“You wont pay for school
so we can educate the public…
I’m not free to pursue my dreams
Cuz there’s no money
and I don’t think you get it...
Why wont you let me be who I want to be,
making me get a college degree.”
Where’s the Meaning?
A key aspect of the American dream is that it is accessible. Work hard, and you can do whatever you want to do, be who you want to be. “Open Letter” is an angry commentary on the price tag on dreams. Access to societies most coveted jobs requires a college degree – a costly proposition with minimal viable alternatives. This coupled with strong social pressures to attend means that many students who might not need the degree feel obligated to take on significant financial burden in the form of student loans to attend, a scary and binding threat to their financial well-being.
While increased college attendance has undeniably positive outcomes for society as a whole - promising higher wages, increased opportunity, and wider social and career networks. On the individual level these are not always the outcomes and for those that choose not to attend options are being constricted, as college degrees become a requirement for an increasing number of jobs. This has resulted in higher upfront requirements and costs for an increasing number of people even to access middle-income jobs.

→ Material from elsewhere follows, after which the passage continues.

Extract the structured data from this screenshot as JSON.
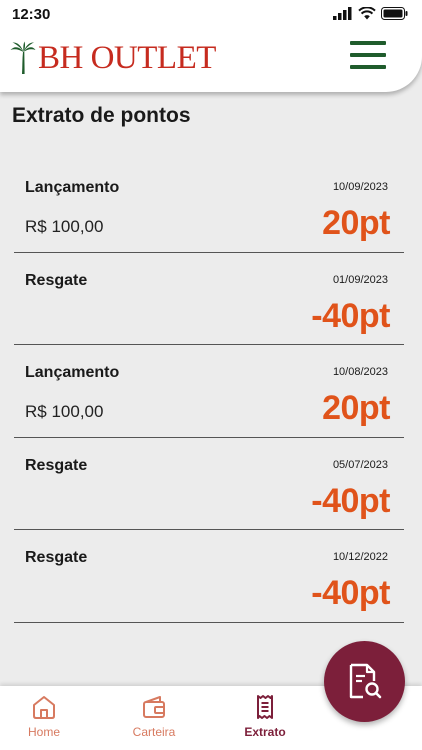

The extent to which our professional lives are predetermined correlates strongly with our wealth. As wealth gives you access to the institutionalized systems upon which access to opportunities are built. To gain access requires substantial financial investment. “Open Letter” analyzes this problem in relation to the immense impact that wealth has on opportunity as it affords you opportunity and status. Why are the costs of education so high? And why are there social stigmas around those that seek alternative career paths and educations?
For a deeper dive into these questions and the inspiration and methodology behind the song, check out our podcast with Brendan and Emma of Nah. here.
As college tuition costs continue to rise, should American’s be increasingly evaluating alternative education options or career paths?
Should there be an increased focus on developing pipelines for people to prepare themselves for careers with alternative forms of higher education?